Information Sharing and Financial Market Regulation: Understanding the Capability Gap

Djoko Sigit Sayogo, Theresa Pardo, and Peter Bloniarz
Oct. 22, 2012

Abstract

6th International Conference on Theory and Practice of Electronic Governance (ICEGOV2012), Mon, 22 Oct 2012.

In testimony on April of 2012 before the House Financial Services Committee, U.S. Securities and Exchange Commission (SEC) Chairman, Mary Schapiro, stated that effective information sharing between financial market actors and their regulatory bodies is critical to fulfilling the regulatory obligations of the SEC. The 2008 financial crisis is recognized as a show case for the risks to the stability of the markets that ineffective information sharing among supervisory authorities represents. This paper constitutes a preliminary exploration of the challenges facing financial regulators building on prior research in the computing and information science community (CIS).

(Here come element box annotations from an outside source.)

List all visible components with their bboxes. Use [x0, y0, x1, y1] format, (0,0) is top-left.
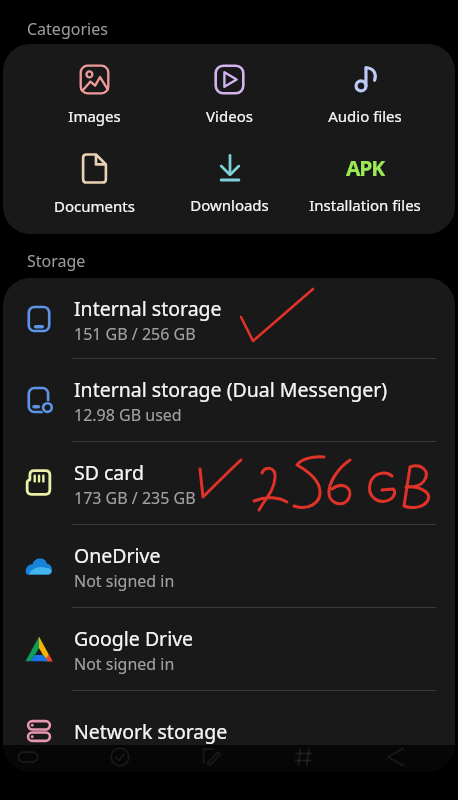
button[interactable]: Recent files: [6, 745, 50, 769]
staticText: SD card: [74, 459, 144, 486]
button[interactable]: Tags: [282, 745, 326, 769]
staticText: Categories: [27, 18, 108, 40]
staticText: APK: [346, 154, 384, 183]
button[interactable]: Audio files: [297, 50, 432, 139]
button[interactable]: Internal storage (Dual Messenger): [3, 359, 455, 442]
button[interactable]: Videos: [162, 50, 297, 139]
button[interactable]: Documents: [26, 139, 162, 228]
button[interactable]: Downloads: [162, 139, 297, 228]
staticText: Google Drive: [74, 625, 194, 652]
staticText: Images: [68, 106, 121, 126]
button[interactable]: Edit: [190, 745, 234, 769]
staticText: 151 GB / 256 GB: [74, 323, 196, 345]
staticText: Videos: [206, 106, 253, 126]
button[interactable]: Select: [98, 745, 142, 769]
staticText: Not signed in: [74, 653, 175, 675]
staticText: Network storage: [74, 718, 228, 745]
staticText: Documents: [54, 196, 135, 216]
staticText: Internal storage (Dual Messenger): [74, 376, 388, 403]
button[interactable]: Internal storage: [3, 281, 455, 359]
staticText: Not signed in: [74, 570, 175, 592]
button[interactable]: SD card: [3, 442, 455, 525]
staticText: Downloads: [190, 195, 269, 215]
staticText: 12.98 GB used: [74, 404, 182, 426]
staticText: 173 GB / 235 GB: [74, 487, 196, 509]
button[interactable]: Network storage: [3, 691, 455, 772]
staticText: OneDrive: [74, 542, 161, 569]
staticText: Installation files: [309, 195, 421, 215]
button[interactable]: Google Drive: [3, 608, 455, 691]
button[interactable]: APK: [297, 139, 432, 228]
button[interactable]: Images: [26, 50, 162, 139]
staticText: Internal storage: [74, 295, 222, 322]
button[interactable]: Share: [374, 745, 418, 769]
button[interactable]: OneDrive: [3, 525, 455, 608]
staticText: Audio files: [328, 106, 402, 126]
staticText: Storage: [27, 250, 86, 272]
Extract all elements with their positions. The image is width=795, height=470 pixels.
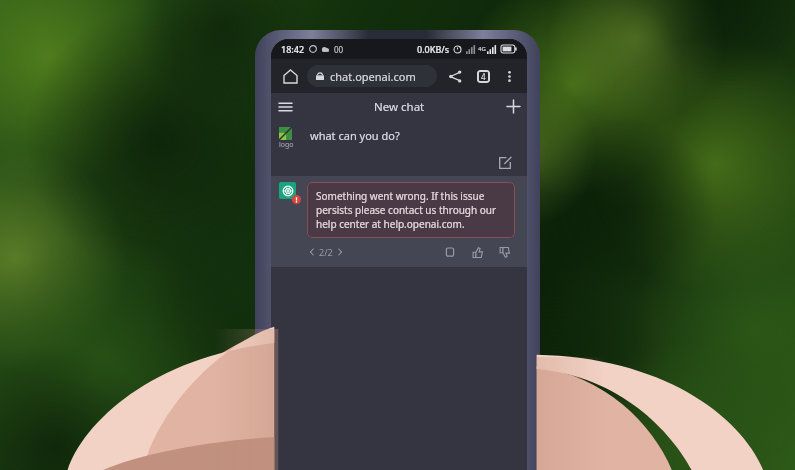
staticText: 18:42 <box>281 43 305 55</box>
button[interactable]: New chat <box>499 93 527 120</box>
button[interactable]: Edit message <box>495 153 515 173</box>
button[interactable]: Home <box>279 65 301 87</box>
staticText: 2/2 <box>319 246 333 258</box>
staticText: logo <box>279 140 294 150</box>
staticText: what can you do? <box>310 128 400 143</box>
staticText: New chat <box>374 99 425 115</box>
staticText: 4 <box>481 71 486 82</box>
staticText: chat.openai.com <box>330 69 416 84</box>
button[interactable]: More options <box>499 66 519 86</box>
button[interactable]: Bad response <box>495 243 513 261</box>
button[interactable]: Menu <box>271 93 299 120</box>
button[interactable]: Good response <box>468 243 486 261</box>
staticText: Something went wrong. If this issue pers… <box>316 189 506 231</box>
button[interactable]: chat.openai.com <box>307 65 437 87</box>
staticText: 0⁠0 <box>334 44 344 55</box>
button[interactable]: Share <box>445 66 465 86</box>
staticText: 4G <box>478 45 486 53</box>
button[interactable]: 2/2 <box>307 244 345 260</box>
button[interactable]: Tabs <box>473 66 493 86</box>
button[interactable]: Copy <box>441 243 459 261</box>
staticText: 0.0KB/s <box>417 43 450 55</box>
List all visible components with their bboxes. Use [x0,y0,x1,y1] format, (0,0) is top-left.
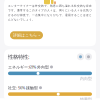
staticText: 性格特性: [8,53,29,60]
button[interactable]: Share [77,53,84,60]
staticText: 慎重型 [80,97,92,100]
staticText: 内向型 [80,76,92,81]
button[interactable]: 詳細はこちら [10,31,43,39]
staticText: → [38,34,40,37]
staticText: エネルギー:69% 外向型 [8,64,49,70]
button[interactable]: More info [85,53,92,60]
staticText: 社交: 56% 接触型 [8,85,38,90]
staticText: エンターテイナーは外交的で、熱意に満ち溢れる社交的な存在です。通常するこのタイプ… [8,4,92,21]
staticText: 詳細はこちら [13,33,37,38]
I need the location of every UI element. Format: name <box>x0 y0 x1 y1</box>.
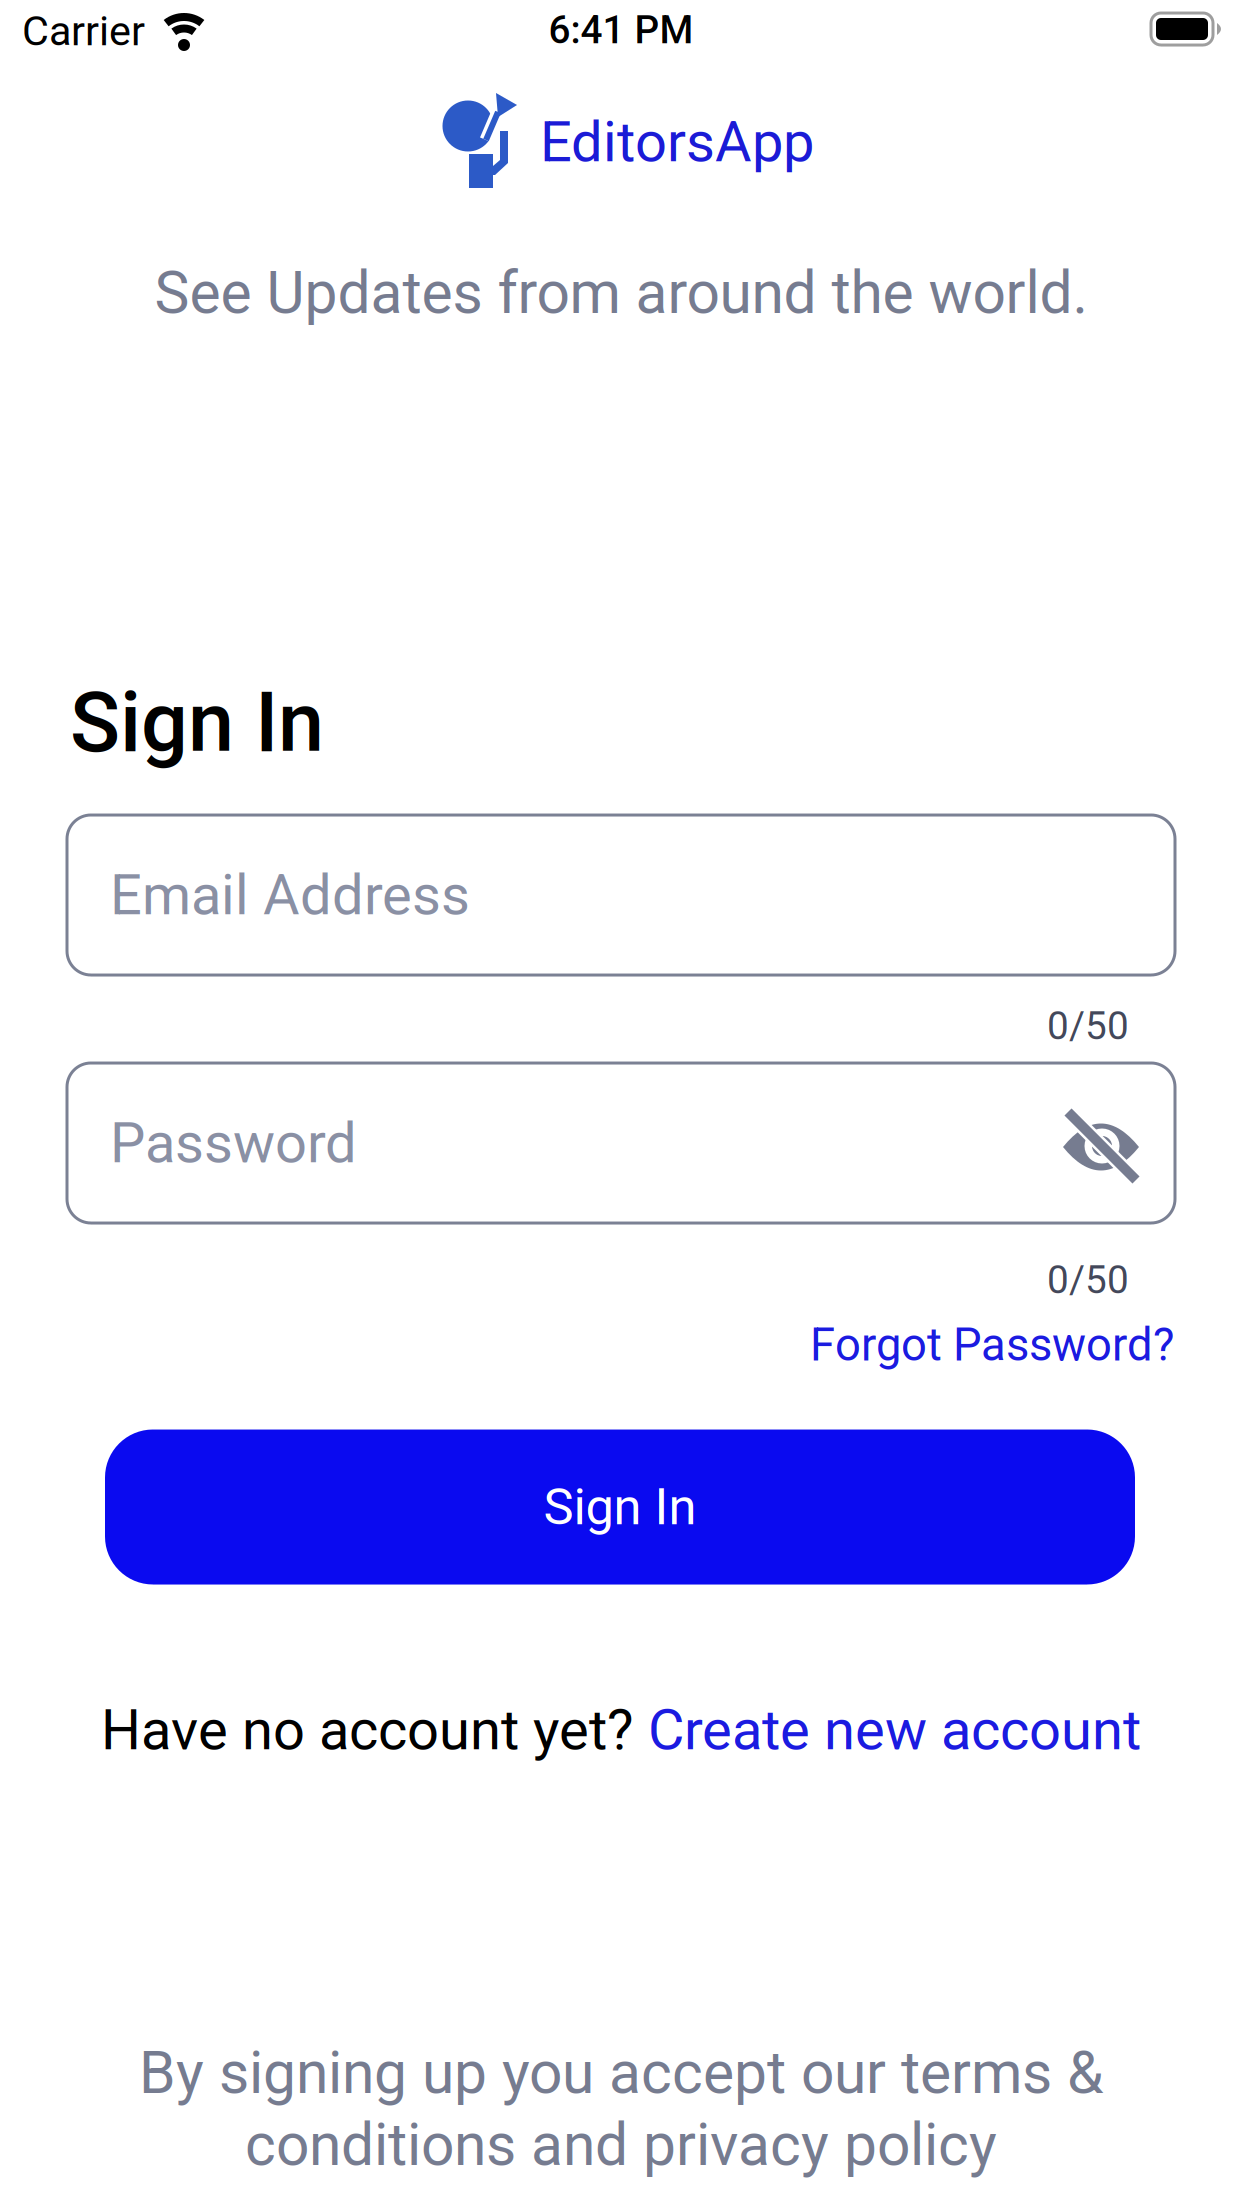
staticText: Carrier <box>22 7 145 55</box>
button[interactable]: Sign In <box>105 1430 1135 1584</box>
staticText: 6:41 PM <box>548 8 694 52</box>
staticText: EditorsApp <box>540 110 814 174</box>
staticText: Have no account yet? <box>101 1698 633 1762</box>
staticText: By signing up you accept our terms & <box>139 2040 1103 2106</box>
staticText: conditions and privacy policy <box>245 2112 997 2178</box>
button[interactable]: Create new account <box>648 1698 1141 1762</box>
staticText: Forgot Password? <box>810 1319 1174 1371</box>
staticText: Sign In <box>544 1478 696 1536</box>
staticText: Create new account <box>648 1698 1141 1762</box>
staticText: Email Address <box>110 863 470 927</box>
button[interactable]: Password <box>67 1063 1175 1223</box>
staticText: Sign In <box>70 676 324 770</box>
button[interactable]: Email Address <box>67 815 1175 975</box>
staticText: Password <box>110 1111 357 1175</box>
button[interactable]: Forgot Password? <box>810 1319 1174 1371</box>
staticText: 0/50 <box>1047 1004 1129 1048</box>
staticText: See Updates from around the world. <box>154 260 1088 326</box>
staticText: 0/50 <box>1047 1258 1129 1302</box>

Current literature as well as data from a recent study of financial market regulation is used to identify key actors in financial market regulation information sharing relationships and to begin to outline the challenges faced in this unique context and the resulting risk if those challenges go unaddressed. A recently developed theoretical framework for cross-boundary information sharing (Garcia et al 2007) is used to present insights about challenges and risks from the literature and the field.